Roses are red, violets are blue but if you receive a cliche gift are you leaving your boo?

ATLANTA — A new Valentine’s Day study may save you from getting dumped this year. 

According to StudyFinds.com, more than one in five Americans in relationships have considered breaking up with their partners when they were given a “cliche” or standard gift on Valentine’s Day. 

About 2,000 Americans were surveyed and the results showed that these typical gifts are no longer cutting it: 

  • Furry handcuffs (34 percent)
  • Flowers (28 percent)
  • A classic heart-shaped box of chocolates (22 percent) 

If you have any of these on your list, you may want to change it up this year. The study shows these top the list as the most disappointing gifts to receive. 

Oh, and if you grabbed the heart-shaped box that’s not chocolate, but candy, more than half of Americans consider that a “cop-out gift.” 

Angara.com surveyors found that if you want to make your partner happy on Feb. 14 it, is important to remember their likes and dislikes. About 47 percent of those polled said that is “extremely important.”

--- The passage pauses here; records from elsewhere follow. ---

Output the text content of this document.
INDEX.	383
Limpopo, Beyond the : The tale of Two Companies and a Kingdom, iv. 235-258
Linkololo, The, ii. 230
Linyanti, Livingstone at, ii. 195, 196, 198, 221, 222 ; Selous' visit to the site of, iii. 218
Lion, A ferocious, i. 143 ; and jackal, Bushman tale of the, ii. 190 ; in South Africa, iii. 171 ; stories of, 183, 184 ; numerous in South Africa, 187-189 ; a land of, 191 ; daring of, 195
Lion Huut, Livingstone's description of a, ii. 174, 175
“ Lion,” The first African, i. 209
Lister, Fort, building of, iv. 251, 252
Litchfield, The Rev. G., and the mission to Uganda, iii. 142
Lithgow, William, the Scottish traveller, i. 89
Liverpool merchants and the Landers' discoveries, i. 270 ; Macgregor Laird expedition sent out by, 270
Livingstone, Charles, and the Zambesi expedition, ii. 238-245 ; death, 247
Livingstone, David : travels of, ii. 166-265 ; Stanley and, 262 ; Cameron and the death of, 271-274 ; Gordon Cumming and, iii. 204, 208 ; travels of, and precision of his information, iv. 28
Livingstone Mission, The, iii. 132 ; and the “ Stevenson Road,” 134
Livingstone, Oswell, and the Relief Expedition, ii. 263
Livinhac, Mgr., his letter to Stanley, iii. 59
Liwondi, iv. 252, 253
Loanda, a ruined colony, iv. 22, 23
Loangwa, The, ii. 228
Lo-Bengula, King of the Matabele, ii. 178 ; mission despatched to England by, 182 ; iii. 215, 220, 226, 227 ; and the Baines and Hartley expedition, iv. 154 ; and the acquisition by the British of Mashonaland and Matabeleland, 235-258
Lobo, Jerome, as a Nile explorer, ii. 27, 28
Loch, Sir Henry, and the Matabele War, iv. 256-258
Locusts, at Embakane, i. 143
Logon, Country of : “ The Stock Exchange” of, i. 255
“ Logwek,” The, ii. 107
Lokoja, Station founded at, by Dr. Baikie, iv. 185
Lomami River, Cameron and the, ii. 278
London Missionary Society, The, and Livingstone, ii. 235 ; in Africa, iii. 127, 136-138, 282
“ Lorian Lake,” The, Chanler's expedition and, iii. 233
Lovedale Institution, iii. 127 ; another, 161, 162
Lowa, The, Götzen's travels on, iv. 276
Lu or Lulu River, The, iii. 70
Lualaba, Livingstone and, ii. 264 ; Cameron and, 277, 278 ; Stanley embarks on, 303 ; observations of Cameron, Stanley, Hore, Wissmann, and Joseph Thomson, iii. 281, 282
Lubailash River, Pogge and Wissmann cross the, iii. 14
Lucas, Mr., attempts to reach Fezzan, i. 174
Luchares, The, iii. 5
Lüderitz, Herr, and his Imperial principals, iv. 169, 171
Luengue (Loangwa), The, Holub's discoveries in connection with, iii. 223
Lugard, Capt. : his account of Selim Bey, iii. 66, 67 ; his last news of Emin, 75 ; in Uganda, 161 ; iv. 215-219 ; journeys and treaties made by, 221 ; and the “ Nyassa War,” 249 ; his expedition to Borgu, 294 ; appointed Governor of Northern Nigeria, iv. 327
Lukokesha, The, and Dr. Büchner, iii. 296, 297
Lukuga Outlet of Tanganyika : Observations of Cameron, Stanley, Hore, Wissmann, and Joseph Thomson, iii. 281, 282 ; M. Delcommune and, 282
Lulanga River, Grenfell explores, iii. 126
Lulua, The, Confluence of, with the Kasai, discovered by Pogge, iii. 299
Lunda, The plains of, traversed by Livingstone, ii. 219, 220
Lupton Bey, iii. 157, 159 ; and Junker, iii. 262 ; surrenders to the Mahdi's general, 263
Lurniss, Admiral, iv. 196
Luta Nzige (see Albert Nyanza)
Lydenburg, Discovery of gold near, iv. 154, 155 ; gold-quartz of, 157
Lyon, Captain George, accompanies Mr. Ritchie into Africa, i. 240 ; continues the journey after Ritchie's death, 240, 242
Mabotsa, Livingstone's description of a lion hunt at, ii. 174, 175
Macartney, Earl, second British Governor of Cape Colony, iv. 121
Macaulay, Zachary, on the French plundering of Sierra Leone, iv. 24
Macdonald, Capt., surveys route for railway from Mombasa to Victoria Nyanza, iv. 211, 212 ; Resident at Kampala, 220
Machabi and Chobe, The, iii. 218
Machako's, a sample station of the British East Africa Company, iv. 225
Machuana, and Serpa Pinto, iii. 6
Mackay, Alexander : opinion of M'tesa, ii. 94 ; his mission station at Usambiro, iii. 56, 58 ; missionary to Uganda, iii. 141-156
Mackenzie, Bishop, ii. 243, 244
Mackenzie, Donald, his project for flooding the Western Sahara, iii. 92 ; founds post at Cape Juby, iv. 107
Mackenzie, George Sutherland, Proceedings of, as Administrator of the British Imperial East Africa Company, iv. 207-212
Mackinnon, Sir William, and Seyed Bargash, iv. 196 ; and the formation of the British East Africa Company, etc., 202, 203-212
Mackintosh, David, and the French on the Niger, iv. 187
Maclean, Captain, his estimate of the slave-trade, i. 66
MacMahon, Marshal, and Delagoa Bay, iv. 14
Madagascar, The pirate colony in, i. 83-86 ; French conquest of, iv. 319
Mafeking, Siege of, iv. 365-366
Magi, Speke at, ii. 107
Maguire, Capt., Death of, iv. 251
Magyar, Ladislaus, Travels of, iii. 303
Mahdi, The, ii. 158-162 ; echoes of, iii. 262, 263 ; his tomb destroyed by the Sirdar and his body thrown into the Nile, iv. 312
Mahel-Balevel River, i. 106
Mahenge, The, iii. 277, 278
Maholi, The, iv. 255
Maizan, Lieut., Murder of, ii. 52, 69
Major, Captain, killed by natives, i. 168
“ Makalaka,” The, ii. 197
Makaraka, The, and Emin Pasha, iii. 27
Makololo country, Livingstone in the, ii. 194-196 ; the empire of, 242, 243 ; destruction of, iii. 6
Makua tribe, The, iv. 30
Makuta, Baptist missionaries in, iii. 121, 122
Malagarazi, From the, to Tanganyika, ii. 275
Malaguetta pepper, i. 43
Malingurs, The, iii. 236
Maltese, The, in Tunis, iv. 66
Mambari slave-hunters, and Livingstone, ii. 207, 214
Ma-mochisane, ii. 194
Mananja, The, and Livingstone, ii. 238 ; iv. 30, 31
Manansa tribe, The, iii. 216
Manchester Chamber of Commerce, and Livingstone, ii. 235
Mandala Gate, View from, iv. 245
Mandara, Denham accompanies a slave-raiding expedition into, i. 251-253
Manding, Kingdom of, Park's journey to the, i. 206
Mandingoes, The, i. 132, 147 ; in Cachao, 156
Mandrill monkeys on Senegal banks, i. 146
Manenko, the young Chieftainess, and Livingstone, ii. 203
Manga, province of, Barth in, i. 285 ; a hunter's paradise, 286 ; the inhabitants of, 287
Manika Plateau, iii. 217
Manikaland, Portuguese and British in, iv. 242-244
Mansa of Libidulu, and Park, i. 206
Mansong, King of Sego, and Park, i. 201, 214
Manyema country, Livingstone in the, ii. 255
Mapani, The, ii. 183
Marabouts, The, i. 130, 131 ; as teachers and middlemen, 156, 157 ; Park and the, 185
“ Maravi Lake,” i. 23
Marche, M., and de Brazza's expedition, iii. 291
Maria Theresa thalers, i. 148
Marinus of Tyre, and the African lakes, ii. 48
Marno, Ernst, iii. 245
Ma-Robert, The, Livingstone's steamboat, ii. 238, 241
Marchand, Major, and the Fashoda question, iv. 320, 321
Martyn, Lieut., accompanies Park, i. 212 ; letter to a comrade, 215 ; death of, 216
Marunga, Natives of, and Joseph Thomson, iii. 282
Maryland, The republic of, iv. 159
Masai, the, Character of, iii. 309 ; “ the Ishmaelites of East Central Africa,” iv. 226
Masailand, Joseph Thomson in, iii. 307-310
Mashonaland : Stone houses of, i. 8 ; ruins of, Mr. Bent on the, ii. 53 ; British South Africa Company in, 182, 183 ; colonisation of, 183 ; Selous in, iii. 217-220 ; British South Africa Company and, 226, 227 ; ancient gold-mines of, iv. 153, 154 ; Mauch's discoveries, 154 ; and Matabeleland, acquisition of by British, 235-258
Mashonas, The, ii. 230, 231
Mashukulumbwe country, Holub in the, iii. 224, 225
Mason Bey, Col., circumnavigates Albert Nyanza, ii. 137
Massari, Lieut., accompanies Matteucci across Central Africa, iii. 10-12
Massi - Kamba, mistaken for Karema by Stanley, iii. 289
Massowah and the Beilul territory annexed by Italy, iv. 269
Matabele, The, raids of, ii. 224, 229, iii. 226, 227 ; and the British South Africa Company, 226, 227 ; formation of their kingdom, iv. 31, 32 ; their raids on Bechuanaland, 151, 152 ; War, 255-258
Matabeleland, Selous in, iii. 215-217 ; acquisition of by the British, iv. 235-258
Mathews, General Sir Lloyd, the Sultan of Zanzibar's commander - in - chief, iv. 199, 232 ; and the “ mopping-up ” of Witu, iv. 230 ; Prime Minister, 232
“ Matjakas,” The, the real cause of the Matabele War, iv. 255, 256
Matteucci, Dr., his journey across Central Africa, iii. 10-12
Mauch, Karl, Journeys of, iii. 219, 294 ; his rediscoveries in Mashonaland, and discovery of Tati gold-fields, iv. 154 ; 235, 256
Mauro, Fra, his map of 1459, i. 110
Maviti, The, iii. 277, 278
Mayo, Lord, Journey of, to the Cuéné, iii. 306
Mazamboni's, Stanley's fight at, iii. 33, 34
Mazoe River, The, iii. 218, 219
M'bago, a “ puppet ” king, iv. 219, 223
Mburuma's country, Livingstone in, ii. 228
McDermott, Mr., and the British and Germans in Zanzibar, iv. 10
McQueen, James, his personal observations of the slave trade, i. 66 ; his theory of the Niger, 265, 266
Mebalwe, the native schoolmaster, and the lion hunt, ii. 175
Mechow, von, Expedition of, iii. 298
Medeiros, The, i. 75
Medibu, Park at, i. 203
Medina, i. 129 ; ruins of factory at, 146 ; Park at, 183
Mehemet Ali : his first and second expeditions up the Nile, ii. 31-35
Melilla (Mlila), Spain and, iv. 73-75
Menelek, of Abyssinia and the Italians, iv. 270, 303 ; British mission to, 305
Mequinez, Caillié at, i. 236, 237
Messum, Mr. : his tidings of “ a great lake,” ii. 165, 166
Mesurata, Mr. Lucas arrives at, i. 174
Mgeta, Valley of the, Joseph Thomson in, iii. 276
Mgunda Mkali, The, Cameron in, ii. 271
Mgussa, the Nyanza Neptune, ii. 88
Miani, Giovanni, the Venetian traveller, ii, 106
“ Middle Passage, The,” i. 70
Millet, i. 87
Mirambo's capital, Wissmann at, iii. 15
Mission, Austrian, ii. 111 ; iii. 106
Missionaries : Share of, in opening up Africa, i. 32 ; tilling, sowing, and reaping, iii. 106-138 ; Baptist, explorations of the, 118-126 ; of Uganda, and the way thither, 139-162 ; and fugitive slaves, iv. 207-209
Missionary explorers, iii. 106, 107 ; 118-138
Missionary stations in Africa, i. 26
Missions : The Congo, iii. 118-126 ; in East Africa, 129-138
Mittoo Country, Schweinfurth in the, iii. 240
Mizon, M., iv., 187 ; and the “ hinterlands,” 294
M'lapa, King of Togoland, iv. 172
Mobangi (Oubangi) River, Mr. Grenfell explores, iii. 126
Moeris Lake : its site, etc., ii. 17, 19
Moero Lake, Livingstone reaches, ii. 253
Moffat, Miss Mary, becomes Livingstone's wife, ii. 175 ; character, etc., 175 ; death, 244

Thirty-five percent said their partner is already “extremely” observant to gifts they prefer, while 41 percent said their significant other is “very” attentive to what they like. 

“The results of the survey couldn’t be clearer: tuning in to your partner's wants and preferences is the best way to make them feel appreciated with a gift this Valentine’s Day,” said Angara.com CEO Ankur Daga in a statement.

All in all, 25 percent of people said the best way to show how much you value them through gifts is by keeping their tastes in mind and making the gifts or experiences personalized for your partner. 

Over 100 lbs of strawberries have already been purchased this Valentine season by Julia's to be dipped in chocolate and sold. Even more strawberries are expected to be bought and dipped before Valentine's Day Sunday. Madi Stephens drizzles white chocolate over chocolate covered strawberries at Julia's, on Friday, Feb. 12, 2016.

What if my partner needs a little help?

Well, three in 10 people said they left clues about the experience or gift they wanted. When their partner caught it and executed it -- they felt “most appreciated.” 

The numbers show that it’s less about the expense of a gift. Eight out of 10 people said that a gift that shows you really pay attention to your partner far exceeds how expensive a gift is. 

“Particularly when it comes to classic Valentine’s day gifts like jewelry, keeping an eye out for details about your partner’s likes in terms of appearance, shape, color, and size, as well as specific items they express interest in, can help you to avoid overspending on a costly gift they won’t like,” Daga stated. “And will also help to ensure that your gift is received as you intended it to be – a gesture of your appreciation for that person.”